MobiFuse: A High-Precision On-device Depth Perception System with Multi-Data Fusion
Jinrui Zhang, Deyu Zhang, Tingting Long, Wenxin Chen, Ju Ren, Yunxin Liu, Yudong Zhao, Yaoxue Zhang, Youngki Lee
TL;DR
MobiFuse tackles the challenges of mobile depth perception by fusing ToF and dual RGB stereo through a physics-informed Depth Error Indication (DEI) modality and a two-stage TSFuseNet with progressive fusion and backward connections. It introduces RealToF, a real-world ToF-Stereo depth dataset with precise pixel-level ground truth, enabling robust training and evaluation.

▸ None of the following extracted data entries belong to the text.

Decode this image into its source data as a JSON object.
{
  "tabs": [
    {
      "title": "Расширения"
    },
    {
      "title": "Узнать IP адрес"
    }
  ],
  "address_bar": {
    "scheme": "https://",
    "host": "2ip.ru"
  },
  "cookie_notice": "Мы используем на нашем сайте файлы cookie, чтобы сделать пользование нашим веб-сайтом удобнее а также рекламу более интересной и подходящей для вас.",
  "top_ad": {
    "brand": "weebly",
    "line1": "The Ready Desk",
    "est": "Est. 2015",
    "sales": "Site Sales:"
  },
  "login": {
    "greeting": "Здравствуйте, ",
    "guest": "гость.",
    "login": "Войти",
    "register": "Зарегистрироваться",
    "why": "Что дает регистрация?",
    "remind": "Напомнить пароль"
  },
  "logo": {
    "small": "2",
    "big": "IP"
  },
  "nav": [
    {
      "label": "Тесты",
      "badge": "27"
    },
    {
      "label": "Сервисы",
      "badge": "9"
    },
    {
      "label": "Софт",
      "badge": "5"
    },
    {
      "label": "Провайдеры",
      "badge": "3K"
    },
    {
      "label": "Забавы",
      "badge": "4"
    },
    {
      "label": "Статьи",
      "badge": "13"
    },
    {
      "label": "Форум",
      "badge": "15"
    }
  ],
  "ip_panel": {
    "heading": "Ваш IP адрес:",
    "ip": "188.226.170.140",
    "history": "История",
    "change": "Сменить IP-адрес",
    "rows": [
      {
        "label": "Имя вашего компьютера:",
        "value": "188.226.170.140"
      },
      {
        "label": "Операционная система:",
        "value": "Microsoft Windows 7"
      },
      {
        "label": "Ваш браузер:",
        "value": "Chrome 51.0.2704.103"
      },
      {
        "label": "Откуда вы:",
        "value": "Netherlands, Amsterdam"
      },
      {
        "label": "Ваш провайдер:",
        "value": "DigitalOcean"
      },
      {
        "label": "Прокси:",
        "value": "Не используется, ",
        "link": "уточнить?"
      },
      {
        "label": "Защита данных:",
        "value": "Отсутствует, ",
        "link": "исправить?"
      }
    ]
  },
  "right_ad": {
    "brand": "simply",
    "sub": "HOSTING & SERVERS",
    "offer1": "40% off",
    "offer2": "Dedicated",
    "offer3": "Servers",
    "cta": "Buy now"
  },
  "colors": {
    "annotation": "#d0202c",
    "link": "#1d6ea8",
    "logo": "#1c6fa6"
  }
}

The approach achieves substantial improvements over baselines in MAE/RMSE and downstream tasks (3D reconstruction and RGB-D segmentation) while remaining efficient on commodity mobile hardware. The work advances practical on-device depth sensing with strong generalization and real-world applicability for AR, 3D perception, and related tasks.
Abstract
We present MobiFuse, a high-precision depth perception system on mobile devices that combines dual RGB and Time-of-Flight (ToF) cameras. To achieve this, we leverage physical principles from various environmental factors to propose the Depth Error Indication (DEI) modality, characterizing the depth error of ToF and stereo-matching. Furthermore, we employ a progressive fusion strategy, merging geometric features from ToF and stereo depth maps with depth error features from the DEI modality to create precise depth maps. Additionally, we create a new ToF-Stereo depth dataset, RealToF, to train and validate our model. Our experiments demonstrate that MobiFuse excels over baselines by significantly reducing depth measurement errors by up to 77.7%. It also showcases strong generalization across diverse datasets and proves effectiveness in two downstream tasks: 3D reconstruction and 3D segmentation. The demo video of MobiFuse in real-life scenarios is available at the de-identified YouTube link(https://youtu.be/jy-Sp7T1LVs).